AMHERST, Mass. – Paul Polak, the founder of International Development Enterprises, will speak at the University of Massachusetts Amherst on Tuesday, April 1. Sponsored by UMass Amherst and Engineers Without Borders, the lecture is scheduled for 2:30 p.m. in the auditorium of Engineering Lab II. The event is open to the public, and a reception in the Kellogg Room will follow.

For the past 25 years, Polak has worked with thousands of farmers in countries around the world – including Bangladesh, Cambodia, Nepal and Zimbabwe – to help design and produce low-cost, income-generating products that have already lifted 17 million people out of poverty.

Employing strategies similar to those he pioneered as a psychiatrist, Polak spent time walking with farmers through their one-acre farms and enjoying a cup of tea with their families while sitting on a stool in front of their homes. His ability to respond with innovative solutions, such as a $25 treadle pump and small farm drip-irrigation systems starting at $3, helped increase the net income of farmers by $288 million annually.

International Development Enterprises is a nonprofit organization based in Colorado that has been helping farmers in developing countries escape poverty for more than 25 years.
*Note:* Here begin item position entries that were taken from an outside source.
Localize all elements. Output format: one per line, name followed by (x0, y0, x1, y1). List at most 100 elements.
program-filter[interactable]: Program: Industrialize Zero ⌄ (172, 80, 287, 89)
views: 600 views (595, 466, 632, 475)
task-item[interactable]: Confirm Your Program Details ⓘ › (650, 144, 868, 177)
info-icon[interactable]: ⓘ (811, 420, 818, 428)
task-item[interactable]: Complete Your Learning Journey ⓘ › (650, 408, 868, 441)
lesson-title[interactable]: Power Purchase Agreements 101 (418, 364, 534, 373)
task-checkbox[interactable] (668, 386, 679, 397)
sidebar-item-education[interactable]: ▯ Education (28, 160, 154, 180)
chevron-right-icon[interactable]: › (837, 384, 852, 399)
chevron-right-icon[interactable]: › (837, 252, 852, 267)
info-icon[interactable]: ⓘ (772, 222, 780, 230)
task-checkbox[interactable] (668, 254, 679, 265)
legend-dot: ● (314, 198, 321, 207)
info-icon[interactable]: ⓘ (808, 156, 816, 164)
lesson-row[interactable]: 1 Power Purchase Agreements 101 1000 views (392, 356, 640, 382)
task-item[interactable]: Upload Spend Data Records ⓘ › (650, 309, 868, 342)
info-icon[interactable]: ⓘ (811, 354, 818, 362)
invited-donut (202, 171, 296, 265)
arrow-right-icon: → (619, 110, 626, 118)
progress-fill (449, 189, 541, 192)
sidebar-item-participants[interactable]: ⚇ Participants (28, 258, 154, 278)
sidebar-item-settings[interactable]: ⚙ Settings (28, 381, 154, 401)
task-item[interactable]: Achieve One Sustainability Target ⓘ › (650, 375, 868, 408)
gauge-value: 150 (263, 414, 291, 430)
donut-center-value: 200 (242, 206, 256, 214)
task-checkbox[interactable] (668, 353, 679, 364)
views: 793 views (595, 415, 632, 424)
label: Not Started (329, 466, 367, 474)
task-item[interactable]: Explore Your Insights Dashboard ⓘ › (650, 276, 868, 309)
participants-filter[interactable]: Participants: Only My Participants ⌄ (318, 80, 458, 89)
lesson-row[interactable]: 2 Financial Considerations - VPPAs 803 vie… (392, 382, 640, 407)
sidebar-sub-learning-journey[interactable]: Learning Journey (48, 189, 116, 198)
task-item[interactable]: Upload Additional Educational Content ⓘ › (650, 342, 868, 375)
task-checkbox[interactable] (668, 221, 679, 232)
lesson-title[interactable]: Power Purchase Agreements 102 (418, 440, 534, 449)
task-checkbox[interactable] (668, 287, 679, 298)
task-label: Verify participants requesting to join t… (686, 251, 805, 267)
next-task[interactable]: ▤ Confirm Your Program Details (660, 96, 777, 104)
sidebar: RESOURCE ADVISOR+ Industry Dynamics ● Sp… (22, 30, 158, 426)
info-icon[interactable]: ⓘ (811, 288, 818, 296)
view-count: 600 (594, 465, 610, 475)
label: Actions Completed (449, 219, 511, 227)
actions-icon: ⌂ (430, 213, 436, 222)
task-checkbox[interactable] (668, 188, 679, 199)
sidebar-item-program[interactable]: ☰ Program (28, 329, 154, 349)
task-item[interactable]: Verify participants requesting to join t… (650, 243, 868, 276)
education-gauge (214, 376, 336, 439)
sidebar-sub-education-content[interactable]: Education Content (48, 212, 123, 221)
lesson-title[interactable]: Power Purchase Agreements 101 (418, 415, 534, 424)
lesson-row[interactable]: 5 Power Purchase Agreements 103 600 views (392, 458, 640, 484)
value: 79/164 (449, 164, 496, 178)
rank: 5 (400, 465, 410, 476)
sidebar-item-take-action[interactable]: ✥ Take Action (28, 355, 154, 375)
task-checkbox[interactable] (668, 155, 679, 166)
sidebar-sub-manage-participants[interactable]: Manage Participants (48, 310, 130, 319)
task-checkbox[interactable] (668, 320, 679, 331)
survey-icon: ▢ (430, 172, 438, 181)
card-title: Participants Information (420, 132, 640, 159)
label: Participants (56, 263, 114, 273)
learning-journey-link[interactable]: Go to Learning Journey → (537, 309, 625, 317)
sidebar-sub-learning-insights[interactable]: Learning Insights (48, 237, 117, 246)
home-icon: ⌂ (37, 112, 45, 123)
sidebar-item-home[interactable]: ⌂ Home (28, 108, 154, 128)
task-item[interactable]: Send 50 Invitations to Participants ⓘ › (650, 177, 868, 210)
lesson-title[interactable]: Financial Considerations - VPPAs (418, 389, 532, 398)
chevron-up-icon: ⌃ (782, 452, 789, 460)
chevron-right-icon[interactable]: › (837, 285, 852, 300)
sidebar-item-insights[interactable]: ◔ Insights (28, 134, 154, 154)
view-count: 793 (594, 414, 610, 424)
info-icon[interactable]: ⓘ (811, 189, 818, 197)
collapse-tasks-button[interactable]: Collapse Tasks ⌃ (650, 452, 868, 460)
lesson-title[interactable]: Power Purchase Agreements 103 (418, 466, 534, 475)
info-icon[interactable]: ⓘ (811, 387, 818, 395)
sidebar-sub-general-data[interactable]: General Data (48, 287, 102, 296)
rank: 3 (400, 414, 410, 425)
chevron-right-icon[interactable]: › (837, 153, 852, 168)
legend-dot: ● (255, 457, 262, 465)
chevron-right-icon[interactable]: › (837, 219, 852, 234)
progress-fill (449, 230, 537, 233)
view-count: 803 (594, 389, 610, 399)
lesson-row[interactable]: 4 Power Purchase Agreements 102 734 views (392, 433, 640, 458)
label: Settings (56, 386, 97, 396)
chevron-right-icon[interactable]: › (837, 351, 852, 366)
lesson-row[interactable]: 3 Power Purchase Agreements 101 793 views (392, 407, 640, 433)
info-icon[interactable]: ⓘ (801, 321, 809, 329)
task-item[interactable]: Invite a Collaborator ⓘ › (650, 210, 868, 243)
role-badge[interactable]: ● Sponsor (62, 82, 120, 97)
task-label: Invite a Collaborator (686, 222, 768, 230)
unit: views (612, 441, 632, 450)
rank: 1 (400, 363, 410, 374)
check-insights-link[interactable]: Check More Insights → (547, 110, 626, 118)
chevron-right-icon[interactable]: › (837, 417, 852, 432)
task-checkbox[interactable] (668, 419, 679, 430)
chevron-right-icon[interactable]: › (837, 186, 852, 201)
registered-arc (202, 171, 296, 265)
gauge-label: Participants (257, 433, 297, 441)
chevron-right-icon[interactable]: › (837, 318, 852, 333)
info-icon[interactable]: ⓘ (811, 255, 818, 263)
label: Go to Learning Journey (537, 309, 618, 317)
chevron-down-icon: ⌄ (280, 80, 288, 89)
Programs create an environment that helps small farmers progress from subsistence agriculture to commercial farming, beginning an upward spiral out of chronic deprivation and vulnerability.

IDE received a $14 million grant from the Bill and Melinda Gates Foundation in 2006. In 2004, Polak received Ernst and Young’s “Entrepreneur of the Year” award in the social responsibility category. He was also named one of Scientific American’s “Top 50” for his leadership in agriculture policy in 2003.